The lawsuit filed Wednesday contends that Connecting Arkansas Program money can't be spent on Interstate 30 because it's a six-lane highway, the Arkansas Democrat-Gazette reported. The lawsuit argues that Amendment 91, which governs the money spent under Connecting Arkansas, limits the program to only fund improvements to four-lane highways or two-lane highways that are widened to four lanes.
Voters in 2012 approved Amendment 91, which increased the state sales tax by half a percent for 10 years to help fund the Connecting Arkansas Program. The program funds regionally significant highway projects and is contributing about $448 million for the I-30 project.
But the lawsuit contends that the I-30 project, which widens a six-lane highway to 10 lanes, doesn't meet
the amendment standards to receive the program's sales-tax proceeds.
"As the 30 Crossing is proposed right now, I'm not saying the Highway Department can't get funds from somewhere else, but they can't use the funds they are currently using through the Connecting Arkansas Program," said attorney Justin Zachary, who filed the lawsuit on behalf of the five residents. The lead plaintiff, Richard Mason, is a geologist, developer and a former president of the Arkansas Wildlife Federation.
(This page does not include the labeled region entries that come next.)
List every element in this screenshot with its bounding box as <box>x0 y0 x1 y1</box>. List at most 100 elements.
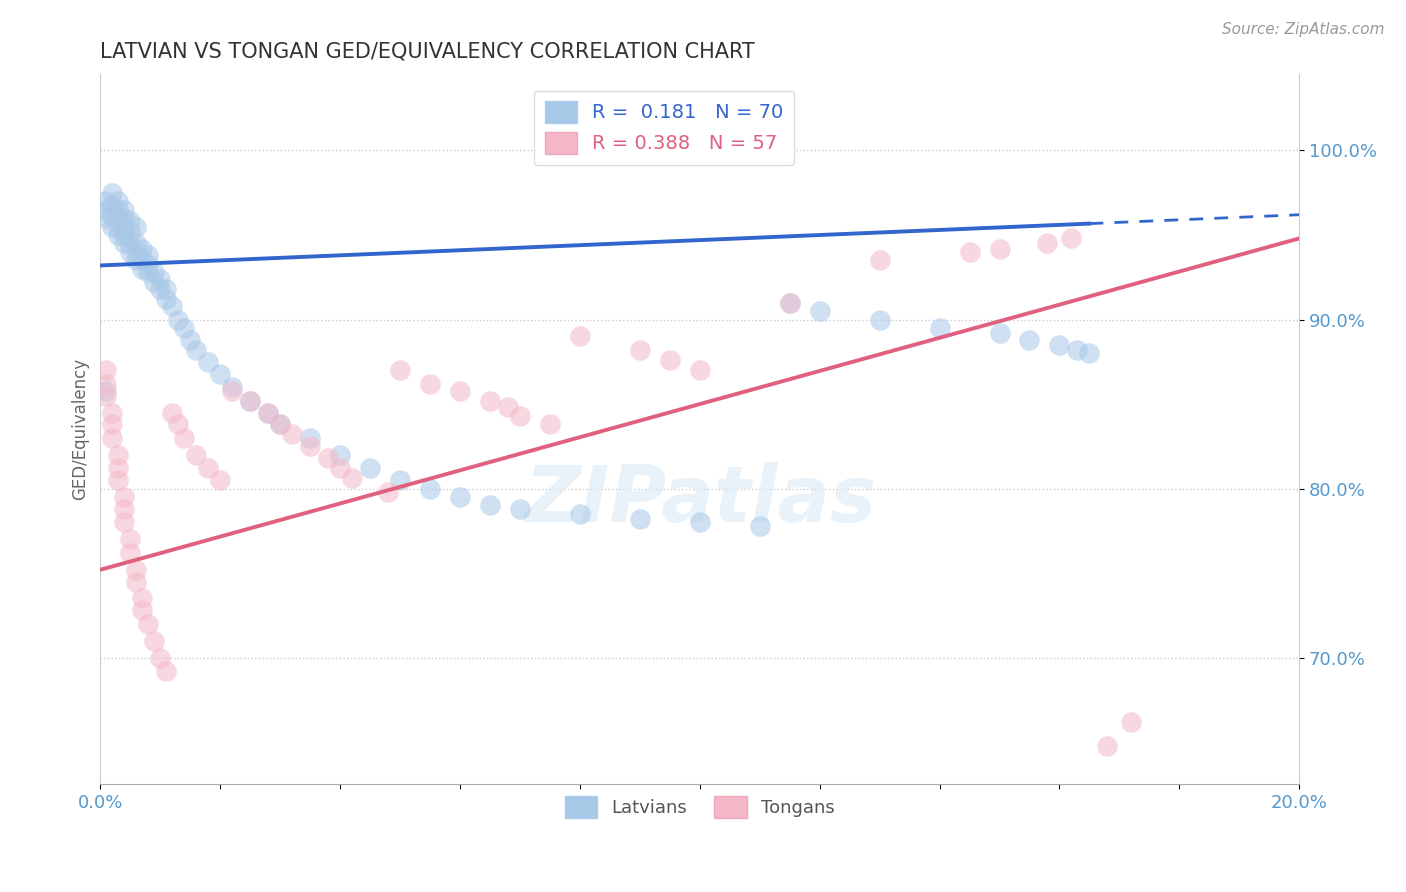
Point <box>779 295 801 310</box>
Point <box>988 326 1011 340</box>
Point <box>509 501 531 516</box>
Point <box>96 202 118 217</box>
Point <box>209 367 232 381</box>
Point <box>257 405 280 419</box>
Point <box>112 227 135 242</box>
Point <box>155 282 177 296</box>
Point <box>143 276 166 290</box>
Point <box>101 197 124 211</box>
Point <box>143 633 166 648</box>
Point <box>869 253 891 268</box>
Point <box>628 343 651 357</box>
Point <box>155 292 177 306</box>
Y-axis label: GED/Equivalency: GED/Equivalency <box>72 359 89 500</box>
Point <box>568 329 591 343</box>
Point <box>112 202 135 217</box>
Point <box>112 219 135 234</box>
Point <box>449 384 471 398</box>
Point <box>281 427 304 442</box>
Point <box>928 321 950 335</box>
Point <box>478 393 501 408</box>
Point <box>689 363 711 377</box>
Point <box>125 563 148 577</box>
Point <box>131 591 153 606</box>
Point <box>538 417 561 432</box>
Point <box>96 194 118 209</box>
Point <box>1121 714 1143 729</box>
Point <box>568 507 591 521</box>
Point <box>131 252 153 266</box>
Point <box>496 401 519 415</box>
Text: ZIPatlas: ZIPatlas <box>523 462 876 539</box>
Point <box>377 485 399 500</box>
Point <box>221 384 243 398</box>
Point <box>197 461 219 475</box>
Point <box>389 473 412 487</box>
Point <box>112 490 135 504</box>
Point <box>1036 236 1059 251</box>
Point <box>329 448 352 462</box>
Point <box>136 265 159 279</box>
Point <box>107 219 129 234</box>
Point <box>96 211 118 226</box>
Point <box>112 211 135 226</box>
Point <box>179 333 201 347</box>
Point <box>689 516 711 530</box>
Point <box>221 380 243 394</box>
Point <box>120 533 142 547</box>
Point <box>125 574 148 589</box>
Point <box>125 219 148 234</box>
Point <box>96 384 118 398</box>
Point <box>101 417 124 432</box>
Point <box>1049 338 1071 352</box>
Point <box>120 214 142 228</box>
Point <box>658 353 681 368</box>
Point <box>131 603 153 617</box>
Point <box>748 518 770 533</box>
Point <box>107 448 129 462</box>
Point <box>257 405 280 419</box>
Point <box>149 272 172 286</box>
Point <box>96 389 118 403</box>
Point <box>107 202 129 217</box>
Point <box>340 471 363 485</box>
Point <box>120 546 142 560</box>
Point <box>112 236 135 251</box>
Point <box>167 312 190 326</box>
Point <box>107 227 129 242</box>
Point <box>125 236 148 251</box>
Text: LATVIAN VS TONGAN GED/EQUIVALENCY CORRELATION CHART: LATVIAN VS TONGAN GED/EQUIVALENCY CORREL… <box>100 42 755 62</box>
Point <box>136 248 159 262</box>
Point <box>101 186 124 200</box>
Point <box>143 265 166 279</box>
Point <box>186 448 208 462</box>
Point <box>389 363 412 377</box>
Point <box>509 409 531 423</box>
Point <box>1097 739 1119 753</box>
Point <box>125 253 148 268</box>
Legend: Latvians, Tongans: Latvians, Tongans <box>557 789 842 825</box>
Point <box>1060 231 1083 245</box>
Point <box>419 376 441 391</box>
Point <box>269 417 291 432</box>
Text: Source: ZipAtlas.com: Source: ZipAtlas.com <box>1222 22 1385 37</box>
Point <box>101 219 124 234</box>
Point <box>136 257 159 271</box>
Point <box>101 431 124 445</box>
Point <box>112 501 135 516</box>
Point <box>107 211 129 226</box>
Point <box>112 516 135 530</box>
Point <box>239 393 262 408</box>
Point <box>107 473 129 487</box>
Point <box>449 490 471 504</box>
Point <box>162 405 184 419</box>
Point <box>988 242 1011 256</box>
Point <box>167 417 190 432</box>
Point <box>125 244 148 259</box>
Point <box>136 616 159 631</box>
Point <box>197 355 219 369</box>
Point <box>101 208 124 222</box>
Point <box>149 650 172 665</box>
Point <box>155 664 177 678</box>
Point <box>162 299 184 313</box>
The lawsuit also claims that Amendment 91 prohibits the proceeds from being spent on an ongoing project to widen part of Interstate 630 in Little Rock from six lanes to eight lanes. The Connecting Arkansas Program is contributing about $58 million to the I-630 project, according to court documents.
The lawsuit seeks a judgment that spending the sales-tax proceeds on the projects is unconstitutional, and requests any money spent on the projects to be returned.
The lawsuit names as defendants five members of the Arkansas Highway Commission; Arkansas Transportation Department Director Scott Bennett; state Treasurer Dennis Milligan; state Auditor Andrea Lee; Arkansas Department of Finance and Administration Director Larry Walther; and Gov. Asa Hutchinson. Hutchinson's spokesman, J.R. Davis, said the governor declined to comment on the lawsuit.